The result? Just 9.5 points per game and only 40 shot attempts through six outings.
“It’s a different role now for me than last year, I think,” Wagner said during a Zoom call with reporters Wednesday. “Last year, I got the ball in the perfect spot where I always wanted it. All I really had to do was finish. I think this year’s going to be a lot more creating my own shot a bit and creating more for others. That’s one thing I’ve got to get used to on this level, and that’s part of getting better. You struggle at times and figure some things out.”
In the two games Wagner played more than 30 minutes, he took only five shots in each. While he’s shooting an efficient 50 percent from the field, his volume has fallen off noticeably despite ample opportunity with the ball in his hands.
Instead of creating opportunities for himself, Wagner has shown a willingness to get his teammates involved. He’s dished out multiple assists in each of the Wolverines’ first six games of the season — something he did just six times in 27 games as a freshman.
“Now, he’s utilized being in situations and making plays for himself and others, and that’s been more this year than it has been in the past of last year,” Michigan coach Juwan Howard said. “… Franz, with how he’s grown as a player and other things that he’s added to his game, one of the things that he’s added is being a playmaker, at times he makes plays for himself and others. I just see a lot of growth this year.”
But for Wagner to reach his ceiling, he must find the ideal balance between hunting for his own shot and creating for others. That starts in his own head.
“Offensively, I want to be more aggressive,” Wagner said. “That’s the main thing.
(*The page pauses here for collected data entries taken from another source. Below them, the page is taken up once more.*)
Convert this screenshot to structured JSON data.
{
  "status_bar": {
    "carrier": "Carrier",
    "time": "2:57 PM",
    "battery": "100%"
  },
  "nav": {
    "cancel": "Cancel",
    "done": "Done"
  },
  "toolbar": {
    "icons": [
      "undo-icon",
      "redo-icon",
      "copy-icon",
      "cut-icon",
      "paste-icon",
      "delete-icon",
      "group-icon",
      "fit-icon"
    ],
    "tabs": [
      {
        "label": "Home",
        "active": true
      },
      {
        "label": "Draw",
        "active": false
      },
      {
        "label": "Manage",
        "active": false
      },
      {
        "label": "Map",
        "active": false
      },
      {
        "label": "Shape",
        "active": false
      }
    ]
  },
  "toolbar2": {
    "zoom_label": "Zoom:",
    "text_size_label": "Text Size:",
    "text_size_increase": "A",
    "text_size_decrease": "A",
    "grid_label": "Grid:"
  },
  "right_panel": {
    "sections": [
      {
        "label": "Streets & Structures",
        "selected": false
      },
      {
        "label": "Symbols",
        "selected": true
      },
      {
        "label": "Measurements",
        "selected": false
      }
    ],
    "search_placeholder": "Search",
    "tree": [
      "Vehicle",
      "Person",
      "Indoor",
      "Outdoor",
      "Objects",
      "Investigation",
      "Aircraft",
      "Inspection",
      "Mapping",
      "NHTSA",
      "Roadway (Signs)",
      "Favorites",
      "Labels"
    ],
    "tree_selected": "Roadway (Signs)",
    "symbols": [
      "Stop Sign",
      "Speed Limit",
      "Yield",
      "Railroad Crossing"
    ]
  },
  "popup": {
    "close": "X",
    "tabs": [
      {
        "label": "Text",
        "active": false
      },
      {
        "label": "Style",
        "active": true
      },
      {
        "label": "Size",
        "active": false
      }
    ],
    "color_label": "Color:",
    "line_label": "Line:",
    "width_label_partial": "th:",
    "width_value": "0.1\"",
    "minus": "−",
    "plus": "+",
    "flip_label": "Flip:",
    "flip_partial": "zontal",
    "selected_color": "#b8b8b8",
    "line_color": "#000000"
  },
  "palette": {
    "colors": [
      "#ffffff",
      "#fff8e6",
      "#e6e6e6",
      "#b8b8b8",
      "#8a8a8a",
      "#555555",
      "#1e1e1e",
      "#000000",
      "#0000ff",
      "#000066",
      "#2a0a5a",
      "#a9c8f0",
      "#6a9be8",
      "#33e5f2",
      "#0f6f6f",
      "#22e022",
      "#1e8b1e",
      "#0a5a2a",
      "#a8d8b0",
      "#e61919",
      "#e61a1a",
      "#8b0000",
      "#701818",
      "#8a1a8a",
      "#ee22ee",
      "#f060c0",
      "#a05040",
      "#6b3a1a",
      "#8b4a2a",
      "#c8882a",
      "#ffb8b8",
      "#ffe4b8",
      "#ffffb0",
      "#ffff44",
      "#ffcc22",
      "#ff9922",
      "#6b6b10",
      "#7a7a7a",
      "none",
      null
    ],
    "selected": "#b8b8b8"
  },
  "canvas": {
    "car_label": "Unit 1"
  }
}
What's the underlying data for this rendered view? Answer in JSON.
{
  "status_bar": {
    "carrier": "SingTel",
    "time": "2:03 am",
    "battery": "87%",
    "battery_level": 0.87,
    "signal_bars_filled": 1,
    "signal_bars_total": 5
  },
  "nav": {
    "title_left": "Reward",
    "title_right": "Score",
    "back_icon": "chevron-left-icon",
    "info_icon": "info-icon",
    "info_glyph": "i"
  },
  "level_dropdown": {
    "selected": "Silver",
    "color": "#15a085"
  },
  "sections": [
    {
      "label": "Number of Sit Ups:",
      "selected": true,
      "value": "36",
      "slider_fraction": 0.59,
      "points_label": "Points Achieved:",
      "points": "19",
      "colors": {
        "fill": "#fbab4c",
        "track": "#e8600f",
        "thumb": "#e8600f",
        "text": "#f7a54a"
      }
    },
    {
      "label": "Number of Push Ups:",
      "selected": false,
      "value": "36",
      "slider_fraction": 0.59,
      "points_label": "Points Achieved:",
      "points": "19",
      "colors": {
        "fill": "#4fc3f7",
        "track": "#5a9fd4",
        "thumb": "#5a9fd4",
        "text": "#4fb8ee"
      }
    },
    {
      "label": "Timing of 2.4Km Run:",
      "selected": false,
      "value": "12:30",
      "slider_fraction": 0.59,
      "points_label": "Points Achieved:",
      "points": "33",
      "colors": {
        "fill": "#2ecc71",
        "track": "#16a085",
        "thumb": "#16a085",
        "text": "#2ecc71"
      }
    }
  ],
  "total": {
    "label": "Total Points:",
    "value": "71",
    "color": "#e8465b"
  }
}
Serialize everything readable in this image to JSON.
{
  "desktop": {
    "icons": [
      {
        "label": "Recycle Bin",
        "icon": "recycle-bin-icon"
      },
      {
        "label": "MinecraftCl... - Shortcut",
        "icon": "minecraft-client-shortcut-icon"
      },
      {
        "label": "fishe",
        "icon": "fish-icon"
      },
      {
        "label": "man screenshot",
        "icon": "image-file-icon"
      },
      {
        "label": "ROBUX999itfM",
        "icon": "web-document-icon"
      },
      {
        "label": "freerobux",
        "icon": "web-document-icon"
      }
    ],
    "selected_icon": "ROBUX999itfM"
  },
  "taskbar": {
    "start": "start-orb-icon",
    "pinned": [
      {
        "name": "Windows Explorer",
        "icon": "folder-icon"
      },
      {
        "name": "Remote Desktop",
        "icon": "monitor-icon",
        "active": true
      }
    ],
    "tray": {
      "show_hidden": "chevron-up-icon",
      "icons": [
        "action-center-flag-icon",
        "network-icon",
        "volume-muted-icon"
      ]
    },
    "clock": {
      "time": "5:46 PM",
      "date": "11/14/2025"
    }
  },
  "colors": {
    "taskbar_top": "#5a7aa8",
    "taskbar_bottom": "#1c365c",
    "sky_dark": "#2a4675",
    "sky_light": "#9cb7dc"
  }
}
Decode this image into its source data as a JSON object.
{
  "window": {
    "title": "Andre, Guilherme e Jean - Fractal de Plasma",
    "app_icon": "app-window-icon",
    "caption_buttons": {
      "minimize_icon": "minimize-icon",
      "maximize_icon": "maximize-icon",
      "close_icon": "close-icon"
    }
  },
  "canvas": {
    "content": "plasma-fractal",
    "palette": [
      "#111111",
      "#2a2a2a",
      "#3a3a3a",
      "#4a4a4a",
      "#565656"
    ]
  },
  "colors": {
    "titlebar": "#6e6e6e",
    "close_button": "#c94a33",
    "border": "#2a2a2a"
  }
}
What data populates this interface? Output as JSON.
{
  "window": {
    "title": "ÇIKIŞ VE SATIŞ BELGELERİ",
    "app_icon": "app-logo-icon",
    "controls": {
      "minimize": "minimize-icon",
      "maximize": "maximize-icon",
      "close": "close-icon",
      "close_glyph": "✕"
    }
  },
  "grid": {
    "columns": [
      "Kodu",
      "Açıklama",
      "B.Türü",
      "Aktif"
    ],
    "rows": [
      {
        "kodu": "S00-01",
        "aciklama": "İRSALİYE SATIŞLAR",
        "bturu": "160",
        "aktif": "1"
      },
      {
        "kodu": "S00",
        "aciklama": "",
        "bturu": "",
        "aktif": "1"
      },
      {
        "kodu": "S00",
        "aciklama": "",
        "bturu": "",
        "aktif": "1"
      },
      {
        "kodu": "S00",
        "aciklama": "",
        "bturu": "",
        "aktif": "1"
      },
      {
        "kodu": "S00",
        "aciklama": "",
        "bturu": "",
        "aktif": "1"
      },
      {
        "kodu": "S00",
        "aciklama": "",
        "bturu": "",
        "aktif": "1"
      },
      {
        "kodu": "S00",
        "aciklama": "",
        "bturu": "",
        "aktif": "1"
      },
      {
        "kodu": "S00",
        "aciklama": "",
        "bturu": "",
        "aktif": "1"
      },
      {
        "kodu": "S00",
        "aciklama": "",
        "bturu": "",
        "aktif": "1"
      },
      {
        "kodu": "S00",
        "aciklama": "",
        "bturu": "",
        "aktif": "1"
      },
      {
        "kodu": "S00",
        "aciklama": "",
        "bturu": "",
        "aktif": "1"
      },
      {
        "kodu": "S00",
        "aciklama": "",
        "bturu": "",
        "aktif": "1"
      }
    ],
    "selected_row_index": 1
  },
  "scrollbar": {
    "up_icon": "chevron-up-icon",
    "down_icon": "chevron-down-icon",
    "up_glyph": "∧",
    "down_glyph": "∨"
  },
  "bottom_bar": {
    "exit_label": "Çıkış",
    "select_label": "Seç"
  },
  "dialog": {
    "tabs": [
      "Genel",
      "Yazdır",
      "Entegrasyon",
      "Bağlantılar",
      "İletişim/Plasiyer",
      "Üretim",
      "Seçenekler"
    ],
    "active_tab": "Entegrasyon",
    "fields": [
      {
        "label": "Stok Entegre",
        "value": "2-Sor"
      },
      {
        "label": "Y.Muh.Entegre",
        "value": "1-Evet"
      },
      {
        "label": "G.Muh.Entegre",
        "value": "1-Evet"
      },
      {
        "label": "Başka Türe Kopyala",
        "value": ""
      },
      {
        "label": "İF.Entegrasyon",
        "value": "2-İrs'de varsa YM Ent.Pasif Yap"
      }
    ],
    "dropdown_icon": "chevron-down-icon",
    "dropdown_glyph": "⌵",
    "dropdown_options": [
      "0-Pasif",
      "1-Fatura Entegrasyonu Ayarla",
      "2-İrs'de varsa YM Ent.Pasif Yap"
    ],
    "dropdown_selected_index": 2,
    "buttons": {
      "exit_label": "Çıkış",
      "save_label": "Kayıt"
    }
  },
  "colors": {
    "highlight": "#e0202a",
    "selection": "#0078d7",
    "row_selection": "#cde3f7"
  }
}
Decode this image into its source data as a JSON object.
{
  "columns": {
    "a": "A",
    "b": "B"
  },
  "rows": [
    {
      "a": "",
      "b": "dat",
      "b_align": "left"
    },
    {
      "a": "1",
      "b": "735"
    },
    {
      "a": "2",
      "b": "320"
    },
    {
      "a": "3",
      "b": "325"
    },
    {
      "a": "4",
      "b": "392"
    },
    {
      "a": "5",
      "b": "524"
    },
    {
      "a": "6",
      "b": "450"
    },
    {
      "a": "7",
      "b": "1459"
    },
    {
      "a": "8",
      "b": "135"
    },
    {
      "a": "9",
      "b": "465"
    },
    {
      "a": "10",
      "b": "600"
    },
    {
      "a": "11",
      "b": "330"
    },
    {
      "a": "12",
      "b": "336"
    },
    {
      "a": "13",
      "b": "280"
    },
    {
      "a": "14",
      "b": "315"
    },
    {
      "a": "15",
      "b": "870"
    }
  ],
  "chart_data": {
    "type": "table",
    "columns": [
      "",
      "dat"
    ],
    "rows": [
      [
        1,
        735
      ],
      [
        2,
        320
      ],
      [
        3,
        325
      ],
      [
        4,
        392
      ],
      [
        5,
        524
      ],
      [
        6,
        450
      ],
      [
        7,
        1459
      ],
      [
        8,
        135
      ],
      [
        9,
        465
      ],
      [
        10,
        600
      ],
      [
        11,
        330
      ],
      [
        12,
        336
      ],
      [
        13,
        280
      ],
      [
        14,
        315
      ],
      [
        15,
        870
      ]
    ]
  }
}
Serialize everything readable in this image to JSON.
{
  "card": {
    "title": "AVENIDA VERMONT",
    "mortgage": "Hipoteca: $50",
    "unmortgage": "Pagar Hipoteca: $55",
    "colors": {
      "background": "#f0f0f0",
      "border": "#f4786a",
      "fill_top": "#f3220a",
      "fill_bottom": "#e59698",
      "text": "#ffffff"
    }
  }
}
That doesn’t mean I should take more shots, but that’s one thing I talked with the coaches about. I feel like I’m a bit better when I’m aggressive out there and I’m looking to score, looking to make plays. I guess that’s one of the things that I worked on now during this whole break.”
Wagner chalked that up to his mindset on offense. The Wolverines haven’t played a game since their Dec. 13 win over Penn State, leaving him with plenty of time to study film and work with coaches. While a 12-day hiatus might be detrimental to some players’ rhythm, it might’ve been exactly what Wagner needed.
Wagner’s individual performance could have a bigger impact on that of the entire team than anyone else on Michigan’s roster. As Michigan prepares to enter the thick of Big Ten play, it’s crucial for Wagner to find his offensive stride.
A Christmas Day game against conference doormat Nebraska offers the chance to do exactly that.
“Franz is a smart player. He’s going to figure it out,” senior forward Isaiah Livers said. “Pretty sure this Nebraska game, everybody’s gonna see the Franz that everybody’s been looking for. He’s been playing well, but people are going to overlook it because his shot attempts are down. But I think this game is a little bit more (of) Franz’s game, I can say.”